Every so often, you need a collection of items where you know the items in it are unique. JavaScript having no standard library, there’s a pretty strong temptation to hack something using an array, since that’s the closest-looking data structure available to you. A set’s just a list with no duplicates, right?
Well, kinda. In practise it won’t work out that well, since the time it takes to determine whether an item is already in the set scales with the size of the collection, and this becomes very expensive for large amounts of data. You could keep the array sorted, which will speed up searches quite a bit: you get O(log n) insertion rather than O(n). But we can do better.
Many set implementations (see Ruby, Java) use a hashtable as the storage for a
set. This is because hashtables are optimised for finding keys as quickly as
possible (ideally they should maintain constant search performance as the
collection grows), and they make sure no key appears twice. In JavaScript we
don’t have proper hashtables, but we do have Object
, and if our data consists
of strings or numbers, this is good enough.

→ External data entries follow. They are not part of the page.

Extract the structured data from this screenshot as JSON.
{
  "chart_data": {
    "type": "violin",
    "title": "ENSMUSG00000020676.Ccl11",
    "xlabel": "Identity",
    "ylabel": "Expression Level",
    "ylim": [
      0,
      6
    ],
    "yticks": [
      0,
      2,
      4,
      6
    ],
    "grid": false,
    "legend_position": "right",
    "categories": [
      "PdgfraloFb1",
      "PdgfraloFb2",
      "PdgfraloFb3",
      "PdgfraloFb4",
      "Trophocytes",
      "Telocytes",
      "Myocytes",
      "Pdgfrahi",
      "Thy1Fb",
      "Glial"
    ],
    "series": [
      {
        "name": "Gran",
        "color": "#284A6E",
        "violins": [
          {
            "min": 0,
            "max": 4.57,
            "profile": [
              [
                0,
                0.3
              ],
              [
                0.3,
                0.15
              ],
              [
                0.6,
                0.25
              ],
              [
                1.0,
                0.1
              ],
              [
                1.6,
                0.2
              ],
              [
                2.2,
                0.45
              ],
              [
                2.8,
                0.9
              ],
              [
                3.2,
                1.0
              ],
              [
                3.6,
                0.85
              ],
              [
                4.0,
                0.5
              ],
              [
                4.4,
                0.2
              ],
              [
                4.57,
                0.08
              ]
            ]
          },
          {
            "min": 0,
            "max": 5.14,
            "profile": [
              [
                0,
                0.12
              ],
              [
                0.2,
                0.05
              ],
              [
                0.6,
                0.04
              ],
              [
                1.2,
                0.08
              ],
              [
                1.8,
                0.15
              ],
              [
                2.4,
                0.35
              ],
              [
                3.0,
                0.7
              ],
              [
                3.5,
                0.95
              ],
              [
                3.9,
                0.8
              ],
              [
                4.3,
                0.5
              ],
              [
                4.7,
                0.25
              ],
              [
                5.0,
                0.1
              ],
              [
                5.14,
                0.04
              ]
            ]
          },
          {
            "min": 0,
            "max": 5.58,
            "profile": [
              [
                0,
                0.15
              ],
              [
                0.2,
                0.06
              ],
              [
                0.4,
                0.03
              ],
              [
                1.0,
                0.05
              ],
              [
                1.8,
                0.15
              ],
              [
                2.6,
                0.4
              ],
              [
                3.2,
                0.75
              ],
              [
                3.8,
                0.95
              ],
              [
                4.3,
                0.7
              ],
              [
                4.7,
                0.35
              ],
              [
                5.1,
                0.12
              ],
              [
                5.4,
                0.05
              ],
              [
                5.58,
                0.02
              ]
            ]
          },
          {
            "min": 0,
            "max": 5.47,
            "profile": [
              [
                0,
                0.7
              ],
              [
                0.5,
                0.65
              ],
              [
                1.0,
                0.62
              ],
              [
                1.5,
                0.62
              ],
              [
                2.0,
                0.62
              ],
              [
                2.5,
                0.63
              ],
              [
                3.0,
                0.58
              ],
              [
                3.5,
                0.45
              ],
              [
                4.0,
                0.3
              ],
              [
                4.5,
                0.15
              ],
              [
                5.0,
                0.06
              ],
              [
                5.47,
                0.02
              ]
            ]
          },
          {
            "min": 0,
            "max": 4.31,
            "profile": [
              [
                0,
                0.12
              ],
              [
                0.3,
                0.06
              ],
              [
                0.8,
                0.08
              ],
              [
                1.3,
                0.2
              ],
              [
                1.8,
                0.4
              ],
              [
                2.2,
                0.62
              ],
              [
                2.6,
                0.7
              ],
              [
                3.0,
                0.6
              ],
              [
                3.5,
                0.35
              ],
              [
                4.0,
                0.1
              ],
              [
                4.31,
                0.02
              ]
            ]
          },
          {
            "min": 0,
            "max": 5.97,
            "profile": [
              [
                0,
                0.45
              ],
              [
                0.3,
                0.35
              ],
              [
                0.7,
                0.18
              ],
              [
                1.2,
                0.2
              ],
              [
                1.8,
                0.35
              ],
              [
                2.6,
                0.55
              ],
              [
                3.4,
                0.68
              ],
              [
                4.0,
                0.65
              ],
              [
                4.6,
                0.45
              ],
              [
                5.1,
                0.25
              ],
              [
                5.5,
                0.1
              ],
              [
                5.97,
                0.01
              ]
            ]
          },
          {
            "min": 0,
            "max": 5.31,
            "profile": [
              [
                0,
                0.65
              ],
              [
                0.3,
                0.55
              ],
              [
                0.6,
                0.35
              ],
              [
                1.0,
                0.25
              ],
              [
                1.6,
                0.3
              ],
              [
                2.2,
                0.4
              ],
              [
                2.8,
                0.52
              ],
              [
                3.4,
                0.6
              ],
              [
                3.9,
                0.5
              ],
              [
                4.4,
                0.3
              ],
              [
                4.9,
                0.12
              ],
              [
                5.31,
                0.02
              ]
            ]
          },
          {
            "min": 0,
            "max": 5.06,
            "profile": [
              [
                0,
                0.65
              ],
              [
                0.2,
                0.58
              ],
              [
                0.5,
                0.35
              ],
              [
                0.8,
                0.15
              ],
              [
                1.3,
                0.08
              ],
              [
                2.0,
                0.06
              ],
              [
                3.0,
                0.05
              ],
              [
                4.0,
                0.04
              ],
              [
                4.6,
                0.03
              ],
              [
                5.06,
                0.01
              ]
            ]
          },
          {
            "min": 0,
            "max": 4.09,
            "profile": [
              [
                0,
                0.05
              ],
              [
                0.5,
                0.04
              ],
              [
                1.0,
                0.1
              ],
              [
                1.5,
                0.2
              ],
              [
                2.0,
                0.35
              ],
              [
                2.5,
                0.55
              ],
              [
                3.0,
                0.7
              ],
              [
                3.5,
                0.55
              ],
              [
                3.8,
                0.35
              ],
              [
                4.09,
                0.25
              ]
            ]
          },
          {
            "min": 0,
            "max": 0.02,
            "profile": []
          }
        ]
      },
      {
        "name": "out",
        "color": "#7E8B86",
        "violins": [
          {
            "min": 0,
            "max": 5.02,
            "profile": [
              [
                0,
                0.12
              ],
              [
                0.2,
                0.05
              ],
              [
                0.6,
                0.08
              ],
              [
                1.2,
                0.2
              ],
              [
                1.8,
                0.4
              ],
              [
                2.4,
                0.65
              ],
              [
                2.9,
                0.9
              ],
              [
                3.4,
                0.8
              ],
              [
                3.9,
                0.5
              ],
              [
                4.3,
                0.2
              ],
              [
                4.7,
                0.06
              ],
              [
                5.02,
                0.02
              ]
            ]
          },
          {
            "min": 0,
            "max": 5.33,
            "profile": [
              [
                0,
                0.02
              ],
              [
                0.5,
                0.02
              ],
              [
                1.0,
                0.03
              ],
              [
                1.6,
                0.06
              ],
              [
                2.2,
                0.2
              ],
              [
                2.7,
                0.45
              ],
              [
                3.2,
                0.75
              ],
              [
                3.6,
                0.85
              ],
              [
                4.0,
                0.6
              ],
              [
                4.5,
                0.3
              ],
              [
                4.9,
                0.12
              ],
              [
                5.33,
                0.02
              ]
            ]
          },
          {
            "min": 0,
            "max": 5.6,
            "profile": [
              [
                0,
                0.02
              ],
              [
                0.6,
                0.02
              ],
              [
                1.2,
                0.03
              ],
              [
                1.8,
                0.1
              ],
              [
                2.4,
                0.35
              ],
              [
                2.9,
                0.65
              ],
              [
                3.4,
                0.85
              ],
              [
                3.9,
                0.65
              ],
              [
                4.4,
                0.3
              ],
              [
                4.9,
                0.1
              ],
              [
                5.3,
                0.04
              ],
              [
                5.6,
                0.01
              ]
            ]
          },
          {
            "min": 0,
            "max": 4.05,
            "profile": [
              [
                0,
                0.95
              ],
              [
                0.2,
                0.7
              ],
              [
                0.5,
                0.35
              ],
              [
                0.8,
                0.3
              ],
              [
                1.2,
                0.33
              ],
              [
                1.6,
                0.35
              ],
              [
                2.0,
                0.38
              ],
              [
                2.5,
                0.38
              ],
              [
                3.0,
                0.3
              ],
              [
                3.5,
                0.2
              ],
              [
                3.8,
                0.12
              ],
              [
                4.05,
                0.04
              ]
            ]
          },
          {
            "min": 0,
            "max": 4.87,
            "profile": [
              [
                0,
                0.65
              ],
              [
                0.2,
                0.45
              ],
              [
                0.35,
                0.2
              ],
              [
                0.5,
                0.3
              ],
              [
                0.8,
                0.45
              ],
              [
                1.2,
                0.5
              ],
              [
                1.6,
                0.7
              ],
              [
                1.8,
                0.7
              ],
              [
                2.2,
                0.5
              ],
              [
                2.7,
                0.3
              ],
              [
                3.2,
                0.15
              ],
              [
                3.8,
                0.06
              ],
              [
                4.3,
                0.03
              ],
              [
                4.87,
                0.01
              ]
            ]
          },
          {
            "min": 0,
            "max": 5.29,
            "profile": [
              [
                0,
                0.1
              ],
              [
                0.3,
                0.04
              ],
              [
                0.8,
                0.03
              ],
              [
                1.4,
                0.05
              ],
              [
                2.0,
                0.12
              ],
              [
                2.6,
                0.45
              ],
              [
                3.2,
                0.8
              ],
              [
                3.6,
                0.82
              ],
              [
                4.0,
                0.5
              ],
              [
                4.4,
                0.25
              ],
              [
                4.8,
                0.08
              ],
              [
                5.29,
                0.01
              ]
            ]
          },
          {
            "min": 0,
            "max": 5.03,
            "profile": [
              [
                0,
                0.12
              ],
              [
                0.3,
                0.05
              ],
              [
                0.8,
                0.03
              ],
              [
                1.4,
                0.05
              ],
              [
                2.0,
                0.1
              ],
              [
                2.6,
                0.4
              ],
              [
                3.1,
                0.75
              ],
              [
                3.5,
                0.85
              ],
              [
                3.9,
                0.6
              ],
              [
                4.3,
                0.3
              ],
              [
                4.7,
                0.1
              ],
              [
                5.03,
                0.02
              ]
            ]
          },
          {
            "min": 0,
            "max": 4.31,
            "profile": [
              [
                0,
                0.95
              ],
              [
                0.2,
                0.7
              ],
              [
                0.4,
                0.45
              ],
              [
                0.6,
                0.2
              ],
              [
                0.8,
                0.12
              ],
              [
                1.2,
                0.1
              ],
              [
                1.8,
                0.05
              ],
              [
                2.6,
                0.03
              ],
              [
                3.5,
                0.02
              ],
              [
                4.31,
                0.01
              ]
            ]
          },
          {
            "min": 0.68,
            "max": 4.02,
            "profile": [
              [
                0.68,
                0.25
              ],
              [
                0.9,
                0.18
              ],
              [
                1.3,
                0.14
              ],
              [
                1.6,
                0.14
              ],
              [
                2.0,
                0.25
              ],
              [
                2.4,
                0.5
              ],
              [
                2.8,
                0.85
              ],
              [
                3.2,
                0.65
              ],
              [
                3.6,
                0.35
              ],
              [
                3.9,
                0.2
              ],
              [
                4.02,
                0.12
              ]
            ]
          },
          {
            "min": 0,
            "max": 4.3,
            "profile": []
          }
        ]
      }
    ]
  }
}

In a set implementation, we just use the fact that an object does not allow duplicate keys, and put some dummy values in for each key. We don’t care what the values are, we only care about the keys.
Set = function() {
this._table = {};
};
Set.prototype.add = function(value) {
if (this.contains(value)) return false;
this._table[value] = true;
return true;
};
Set.prototype.remove = function(value) {
delete this._table[value];
};
Set.prototype.contains = function(value) {
return this._table.hasOwnProperty(value);
};
Set.prototype.forEach = function(block, context) {
for (var value in this._table)
block.call(context, value);
};
Set.prototype.toArray = function() {
var array = [];
this.forEach(array.push, array);
return array;
};
This is plenty to let us add, remove and iterate over values in the set. Note
how the add()
method returns true
or false
to tell us if the item was
added or not.
> load('set.js')
> s = new Set()
> s.add('foo')
true
> s.add('foo')
false
> s.add('bar')
true
> s.toArray().join(', ')
foo, bar
> s.remove('foo')
> s.toArray().join(', ')
bar
Of course, if I need a collection of objects rather than just strings, I’ll reach for one of the JS.Set classes, but for a lot of what you’d typically do with JavaScript the above will get you a long way. And if iteration performance is problematic, there are ways to optimise.